Let's talk about Howard Vernon.

First of all, his voice. I am now sure that Vernon did his own dialogue for this one, because it sounds like him from interviews and other movies where he speaks naturally, like Zombie Lake and Ogroff. This indicates to me that Vernon spoke German just as well as he did English, French, and Spanish. I really wish there was a biography of Howard Vernon available because little details like this fascinate me.

Speaking of details...

Howard

Vernon's

dick.

There's no getting around this one. I don't know who to look to in this case: Howard Vernon, for being willing to show his 57-year-old dick and balls on camera, or Jess Franco, for being able to convince a 57-year-old actor with at least some dignity to his name (he was in a Godard film, after all) to do a sex/murder scene that ends with him showing off his goods. Then he was able to do it again two years later for Countess Perverse. In this movie it becomes doubly incredible--in that I literally could not find it credible that I was seeing this--because this also features Vernon's character being castrated. To have both a favorite actor's junk in a film unexpectedly in addition to a castration scene not only rocketed this movie up onto the A-List for me but also made me severely question myself and whether or not I'll have an audience after including these details.
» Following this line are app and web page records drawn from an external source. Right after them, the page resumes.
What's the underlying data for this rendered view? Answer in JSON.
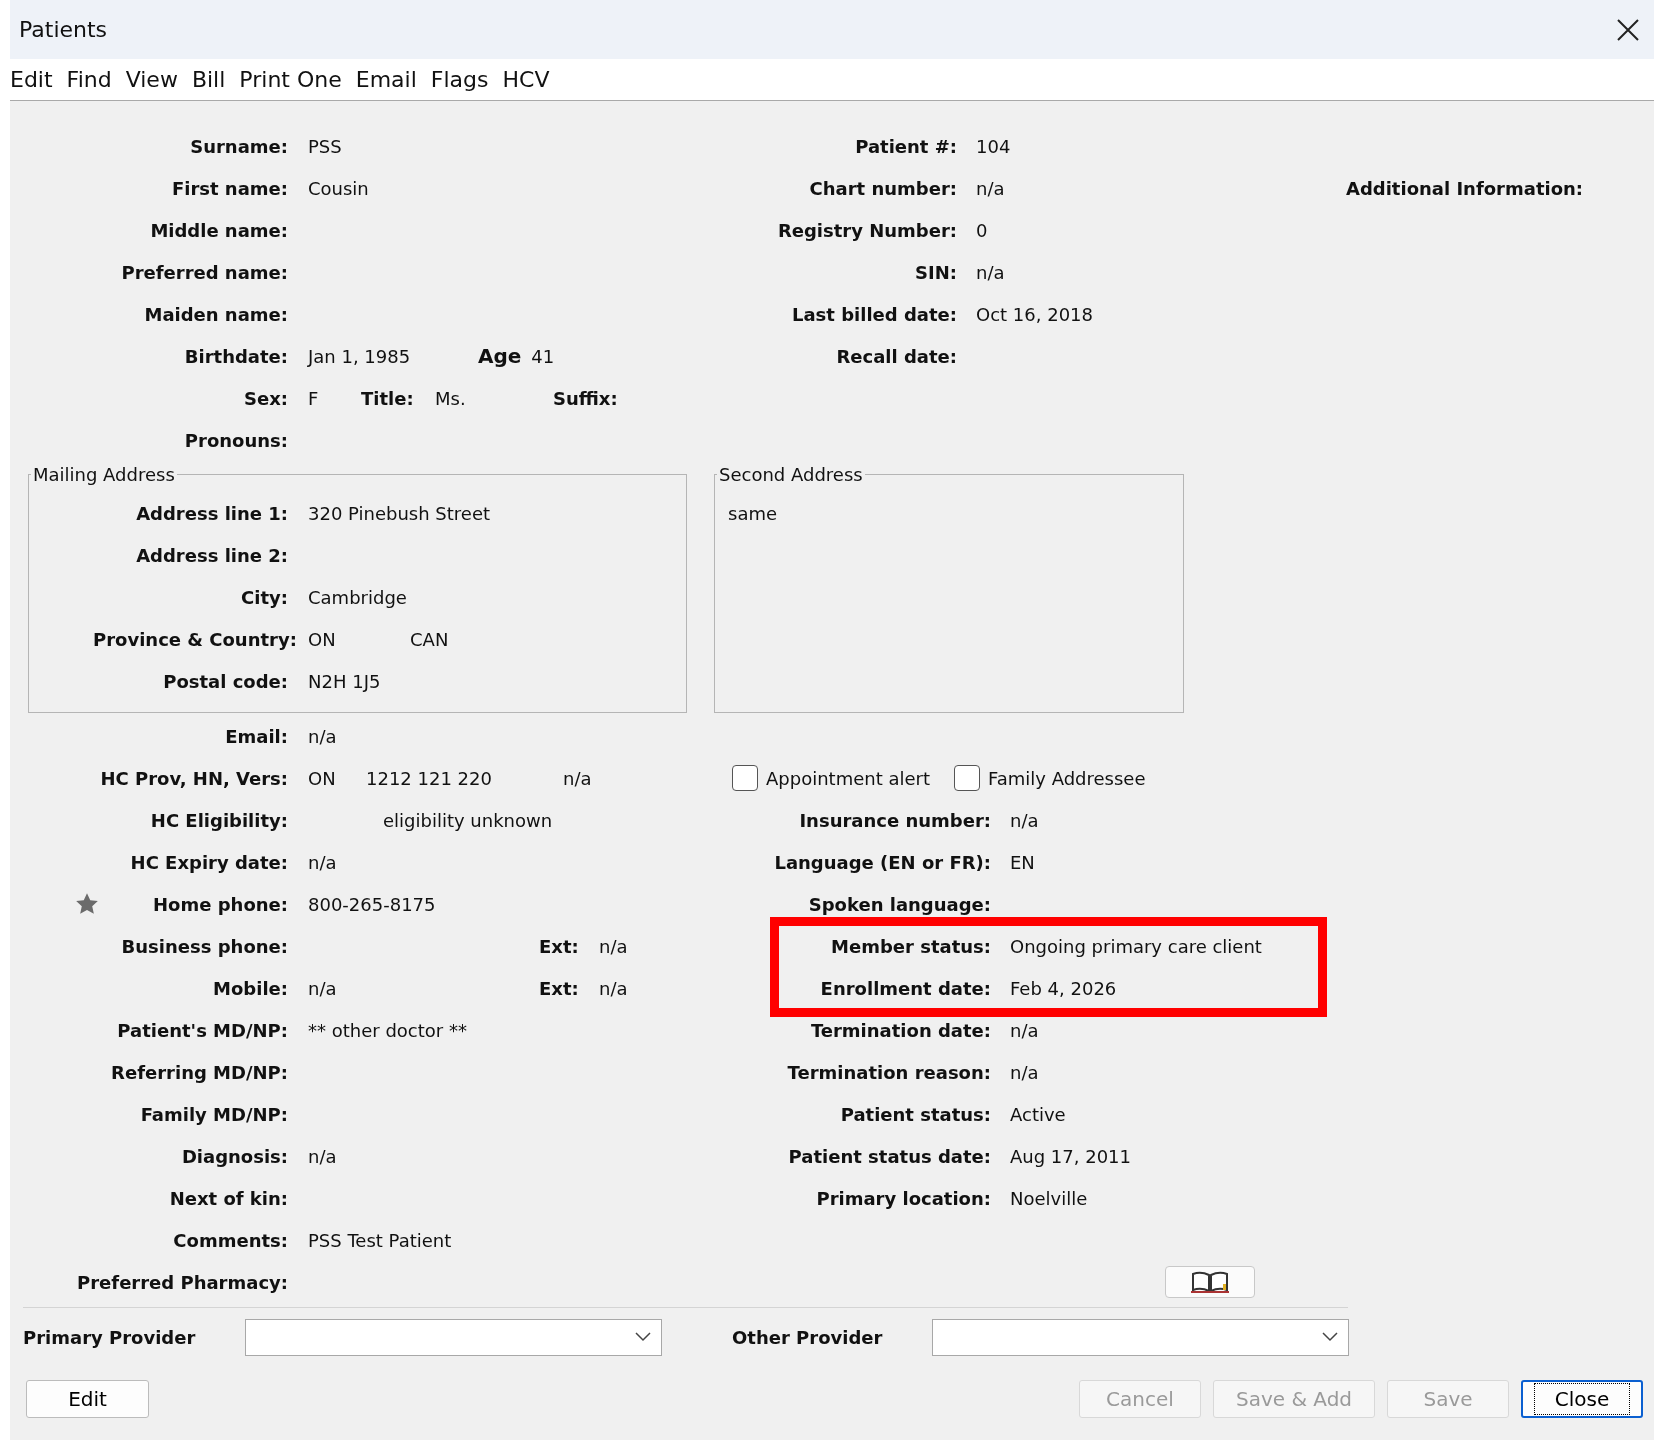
{
  "window": {
    "title": "Patients"
  },
  "menu": [
    "Edit",
    "Find",
    "View",
    "Bill",
    "Print One",
    "Email",
    "Flags",
    "HCV"
  ],
  "identity_left": [
    {
      "kind": "plain",
      "label": "Surname:",
      "value": "PSS"
    },
    {
      "kind": "plain",
      "label": "First name:",
      "value": "Cousin"
    },
    {
      "kind": "plain",
      "label": "Middle name:"
    },
    {
      "kind": "plain",
      "label": "Preferred name:"
    },
    {
      "kind": "plain",
      "label": "Maiden name:"
    },
    {
      "kind": "birth",
      "label": "Birthdate:",
      "value": "Jan 1, 1985",
      "age_label": "Age",
      "age": "41"
    },
    {
      "kind": "sex",
      "label": "Sex:",
      "value": "F",
      "title_label": "Title:",
      "title": "Ms.",
      "suffix_label": "Suffix:"
    },
    {
      "kind": "plain",
      "label": "Pronouns:"
    }
  ],
  "identity_right": [
    {
      "label": "Patient #:",
      "value": "104"
    },
    {
      "label": "Chart number:",
      "value": "n/a"
    },
    {
      "label": "Registry Number:",
      "value": "0"
    },
    {
      "label": "SIN:",
      "value": "n/a"
    },
    {
      "label": "Last billed date:",
      "value": "Oct 16, 2018"
    },
    {
      "label": "Recall date:"
    }
  ],
  "additional_information": {
    "label": "Additional Information:"
  },
  "mailing_address": {
    "title": "Mailing Address",
    "rows": [
      {
        "kind": "plain",
        "label": "Address line 1:",
        "value": "320 Pinebush Street"
      },
      {
        "kind": "plain",
        "label": "Address line 2:"
      },
      {
        "kind": "plain",
        "label": "City:",
        "value": "Cambridge"
      },
      {
        "kind": "province",
        "label": "Province & Country:",
        "values": [
          "ON",
          "CAN"
        ]
      },
      {
        "kind": "plain",
        "label": "Postal code:",
        "value": "N2H 1J5"
      }
    ]
  },
  "second_address": {
    "title": "Second Address",
    "text": "same"
  },
  "details_left": [
    {
      "kind": "plain",
      "label": "Email:",
      "value": "n/a"
    },
    {
      "kind": "hc",
      "label": "HC Prov, HN, Vers:",
      "values": [
        "ON",
        "1212 121 220",
        "n/a"
      ]
    },
    {
      "kind": "eligibility",
      "label": "HC Eligibility:",
      "value": "eligibility unknown"
    },
    {
      "kind": "plain",
      "label": "HC Expiry date:",
      "value": "n/a"
    },
    {
      "kind": "plain",
      "label": "Home phone:",
      "value": "800-265-8175",
      "starred": true
    },
    {
      "kind": "phone",
      "label": "Business phone:",
      "ext_label": "Ext:",
      "ext": "n/a"
    },
    {
      "kind": "phone",
      "label": "Mobile:",
      "value": "n/a",
      "ext_label": "Ext:",
      "ext": "n/a"
    },
    {
      "kind": "plain",
      "label": "Patient's MD/NP:",
      "value": "** other doctor **"
    },
    {
      "kind": "plain",
      "label": "Referring MD/NP:"
    },
    {
      "kind": "plain",
      "label": "Family MD/NP:"
    },
    {
      "kind": "plain",
      "label": "Diagnosis:",
      "value": "n/a"
    },
    {
      "kind": "plain",
      "label": "Next of kin:"
    },
    {
      "kind": "plain",
      "label": "Comments:",
      "value": "PSS Test Patient"
    },
    {
      "kind": "plain",
      "label": "Preferred Pharmacy:"
    }
  ],
  "checkboxes": [
    {
      "label": "Appointment alert",
      "checked": false
    },
    {
      "label": "Family Addressee",
      "checked": false
    }
  ],
  "details_right": [
    {
      "label": "Insurance number:",
      "value": "n/a",
      "highlighted": false
    },
    {
      "label": "Language (EN or FR):",
      "value": "EN",
      "highlighted": false
    },
    {
      "label": "Spoken language:",
      "highlighted": false
    },
    {
      "label": "Member status:",
      "value": "Ongoing primary care client",
      "highlighted": true
    },
    {
      "label": "Enrollment date:",
      "value": "Feb 4, 2026",
      "highlighted": true
    },
    {
      "label": "Termination date:",
      "value": "n/a",
      "highlighted": false
    },
    {
      "label": "Termination reason:",
      "value": "n/a",
      "highlighted": false
    },
    {
      "label": "Patient status:",
      "value": "Active",
      "highlighted": false
    },
    {
      "label": "Patient status date:",
      "value": "Aug 17, 2011",
      "highlighted": false
    },
    {
      "label": "Primary location:",
      "value": "Noelville",
      "highlighted": false
    }
  ],
  "providers": [
    {
      "label": "Primary Provider"
    },
    {
      "label": "Other Provider"
    }
  ],
  "buttons_left": [
    {
      "label": "Edit",
      "disabled": false,
      "focused": false
    }
  ],
  "buttons_right": [
    {
      "label": "Cancel",
      "disabled": true,
      "focused": false
    },
    {
      "label": "Save & Add",
      "disabled": true,
      "focused": false
    },
    {
      "label": "Save",
      "disabled": true,
      "focused": false
    },
    {
      "label": "Close",
      "disabled": false,
      "focused": true
    }
  ]
}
In all seriousness, it may sound like I'm body-shaming Vernon, poking mean-spirited fun at the body of a man just because said man happens to be aged. In truth, this scene did legitimately deepen my respect for Vernon, and sent me a vivid picture of the connection between Vernon and Jess Franco. Franco wanted to send his cast into the flames and Howard Vernon would follow him to the end. He was an actor true, dedicated to his craft, never turning in a performance he didn't put his heart into it. In truth a lot of my amusement over this comes from the fact that I may have horrified some of you who are familiar with Vernon and who never wanted to imagine that he had a nude scene, much less a full-frontal one. But here is the honest truth: if someone was in a Jess Franco movie, you can guarantee there is another Jess Franco movie where we see their junk. I'm legitimately surprised we didn't see Franco's own balls in this too.

Anyway. Like I said, She Killed in Ecstasy provides what is probably the Jess Franco experience. As we've seen, that's both for the better and for the worse. But of all of Franco's movies I've seen, this one is one of the most lively, and thus, one of the most traditionally entertaining. If you are willing to brave a whole lot of genitalia, this one will not leave you disappointed. I watched in ecstasy.